Research & Papers

Explanation of Dynamic Physical Field Predictions using WassersteinGrad: Application to Autoregressive Weather Forecasting

New method handles spatial displacement in gradient explanations for dynamic fields.

Deep Dive

As AI becomes integral to high-stakes domains like weather forecasting, understanding why a neural network makes a particular prediction is no longer optional—it's a strict operational requirement. Gradient-based feature attribution methods, such as SmoothGrad, are widely used to explain predictions on high-dimensional inputs like weather maps. However, these techniques average attribution maps from noised inputs pointwise, which works well for static images but fails for dynamic physical fields where perturbations cause geometric displacement of attributions, not stationary amplitude noise.

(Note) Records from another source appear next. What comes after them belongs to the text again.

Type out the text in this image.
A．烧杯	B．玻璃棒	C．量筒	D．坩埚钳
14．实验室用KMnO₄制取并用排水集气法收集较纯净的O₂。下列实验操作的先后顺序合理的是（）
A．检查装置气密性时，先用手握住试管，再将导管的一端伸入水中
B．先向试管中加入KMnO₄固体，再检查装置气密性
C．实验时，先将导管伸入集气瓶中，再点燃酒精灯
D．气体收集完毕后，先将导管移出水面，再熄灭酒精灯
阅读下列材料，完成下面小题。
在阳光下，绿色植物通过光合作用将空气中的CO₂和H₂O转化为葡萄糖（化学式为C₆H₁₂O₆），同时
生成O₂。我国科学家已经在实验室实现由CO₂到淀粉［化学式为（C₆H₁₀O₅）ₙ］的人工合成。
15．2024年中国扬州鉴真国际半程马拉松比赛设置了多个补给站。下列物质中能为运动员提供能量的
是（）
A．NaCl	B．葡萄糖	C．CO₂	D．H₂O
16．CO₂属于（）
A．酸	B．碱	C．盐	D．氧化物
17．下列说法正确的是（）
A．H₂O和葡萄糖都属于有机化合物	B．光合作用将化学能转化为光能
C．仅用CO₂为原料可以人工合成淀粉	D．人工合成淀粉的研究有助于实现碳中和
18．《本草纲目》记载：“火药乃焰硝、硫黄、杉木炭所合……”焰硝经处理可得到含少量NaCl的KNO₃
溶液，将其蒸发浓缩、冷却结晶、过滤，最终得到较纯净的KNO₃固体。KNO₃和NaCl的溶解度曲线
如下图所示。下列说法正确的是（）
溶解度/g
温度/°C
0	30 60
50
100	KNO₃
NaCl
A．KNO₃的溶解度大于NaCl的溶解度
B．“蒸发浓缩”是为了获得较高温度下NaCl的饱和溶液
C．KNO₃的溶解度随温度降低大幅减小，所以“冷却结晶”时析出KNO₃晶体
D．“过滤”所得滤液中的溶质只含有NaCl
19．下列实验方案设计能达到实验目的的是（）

To address this, researchers from Météo-France and Université de Toulouse developed WassersteinGrad. Instead of pointwise averaging, WassersteinGrad computes the entropic Wasserstein barycenter of perturbed attribution maps. This approach extracts a geometric consensus that preserves the spatial alignment of features, avoiding the blurring that plagues traditional methods. The team validated WassersteinGrad on regional weather data using a meteorologist-approved neural model, demonstrating superior explainability in both single-step and autoregressive forecasting scenarios. This work, published on arXiv (2604.22580), marks a significant step toward reliable AI explanations in dynamic physical systems.

Key Points
  • Standard gradient methods like SmoothGrad fail on dynamic fields because noise causes geometric displacement, not stationary noise, leading to blurred attributions.
  • WassersteinGrad uses entropic Wasserstein barycenters to align perturbed attribution maps, preserving spatial features.
  • Validated on regional weather data with a meteorologist-approved neural model, outperforming baselines in single-step and autoregressive settings.

Why It Matters

Enables trustworthy AI explanations in weather forecasting and other dynamic physical systems, critical for high-stakes operational decisions.